The story felt a bit circular, like we were just repeating the same scenario over and over again – travelling to a new town, securing accomodation without raising too much suspicion, someone trying to kill them, searching for new information, leaving for a new town, repeat. This isn’t a long book – just over 300p but honestly, it took me almost 3 days to read it. I just felt like I wasn’t really getting anywhere a lot of the time, kept putting it down. One of those days I was actually out all day but it was the sort of book where I’d read 20-50p and then be like ok, that’s enough. Finally I sat down on Tuesday and was like, I just have to finish this book so I can move on. Find another book. And to be honest, the story never really picked up for me. It was the same flat level of storytelling the entire way through, which kept me disconnected from it. I was never really invested in Lisbeth and especially not invested in her and Eli, which is so random and felt really awkward, the way it was inserted into the plot.

Lisbeth doesn’t have the charm or likability that Sookie had, nor do any of the supporting characters have the easy mix of the Southern Vampire Mysteries.

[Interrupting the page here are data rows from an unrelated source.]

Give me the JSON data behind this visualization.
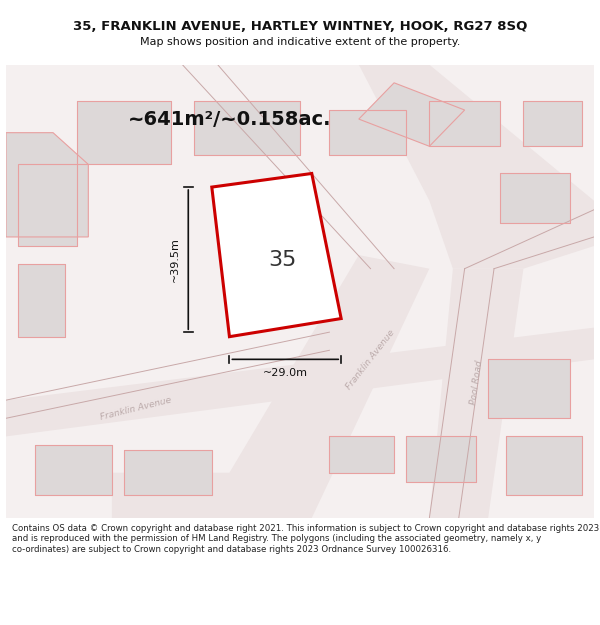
{
  "title": "35, FRANKLIN AVENUE, HARTLEY WINTNEY, HOOK, RG27 8SQ",
  "subtitle": "Map shows position and indicative extent of the property.",
  "area_label": "~641m²/~0.158ac.",
  "property_number": "35",
  "dim_width": "~29.0m",
  "dim_height": "~39.5m",
  "footer": "Contains OS data © Crown copyright and database right 2021. This information is subject to Crown copyright and database rights 2023 and is reproduced with the permission of HM Land Registry. The polygons (including the associated geometry, namely x, y co-ordinates) are subject to Crown copyright and database rights 2023 Ordnance Survey 100026316.",
  "bg_color": "#f5f0f0",
  "map_bg": "#f7f2f2",
  "road_fill": "#e8e0e0",
  "building_fill": "#e0dada",
  "building_stroke": "#c8b8b8",
  "road_stroke": "#d4b8b8",
  "property_stroke": "#cc0000",
  "property_fill": "#ffffff",
  "dim_color": "#111111",
  "street_label_color": "#aaaaaa",
  "title_color": "#111111",
  "footer_color": "#222222"
}
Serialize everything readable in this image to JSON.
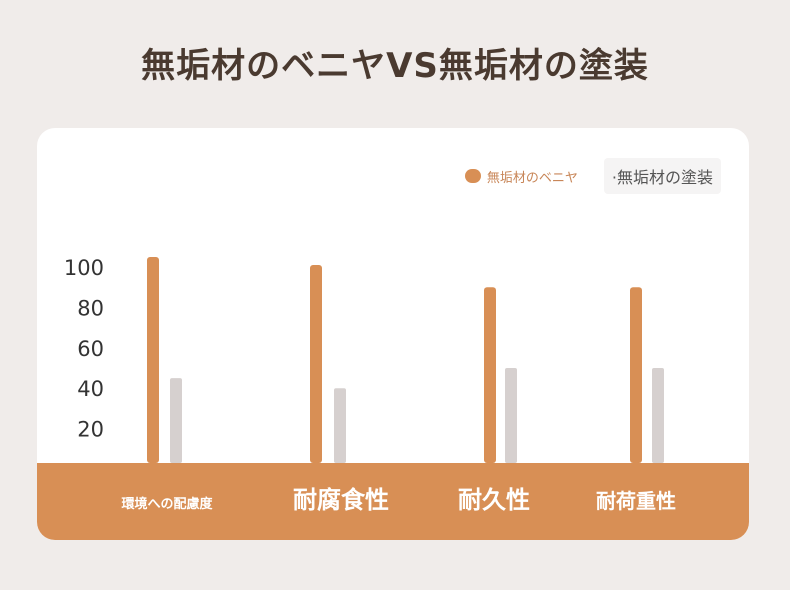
{
  "title": "無垢材のベニヤVS無垢材の塗装",
  "colors": {
    "series_a": "#d88f55",
    "series_b": "#d6d0cf",
    "band": "#d88f55"
  },
  "chart_data": {
    "type": "bar",
    "title": "無垢材のベニヤVS無垢材の塗装",
    "categories": [
      "環境への配慮度",
      "耐腐食性",
      "耐久性",
      "耐荷重性"
    ],
    "series": [
      {
        "name": "無垢材のベニヤ",
        "values": [
          102,
          98,
          87,
          87
        ]
      },
      {
        "name": "無垢材の塗装",
        "values": [
          42,
          37,
          47,
          47
        ]
      }
    ],
    "yticks": [
      100,
      80,
      60,
      40,
      20
    ],
    "ylim": [
      0,
      110
    ],
    "grid": false,
    "legend": "top-right"
  }
}
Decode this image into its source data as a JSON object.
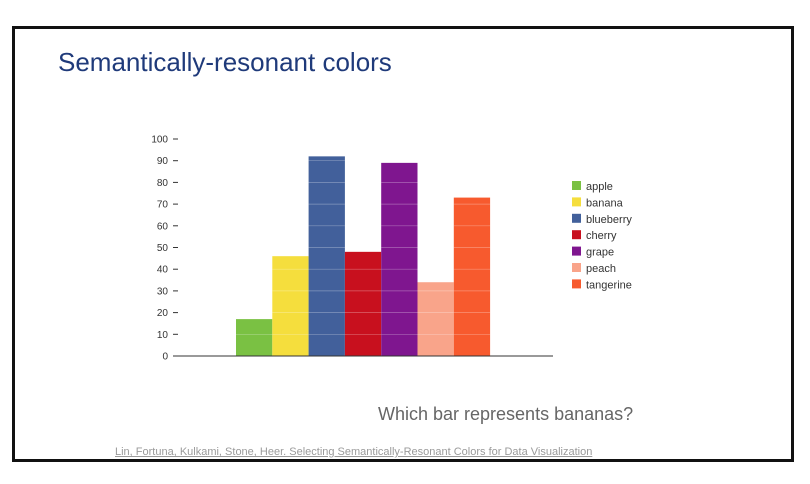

It’s hard not to compare an author’s series’ books but I do know that the first book in the Sookie series hooked me immediately, so much so that I read a bunch of them in a very small amount of time. This one? Did not. If I had a bunch of other books in this series, I probably wouldn’t even bother to read them. I can’t really see where it’s going to be honest and it doesn’t excite me. The world could’ve been more interesting I think, but I just didn’t really find it that well done. Like these things happened but meh, that’s all we are going to mention. I haven’t really read many Westerns or gunslinger type novels and perhaps there’s a reason for that – just not my thing I guess.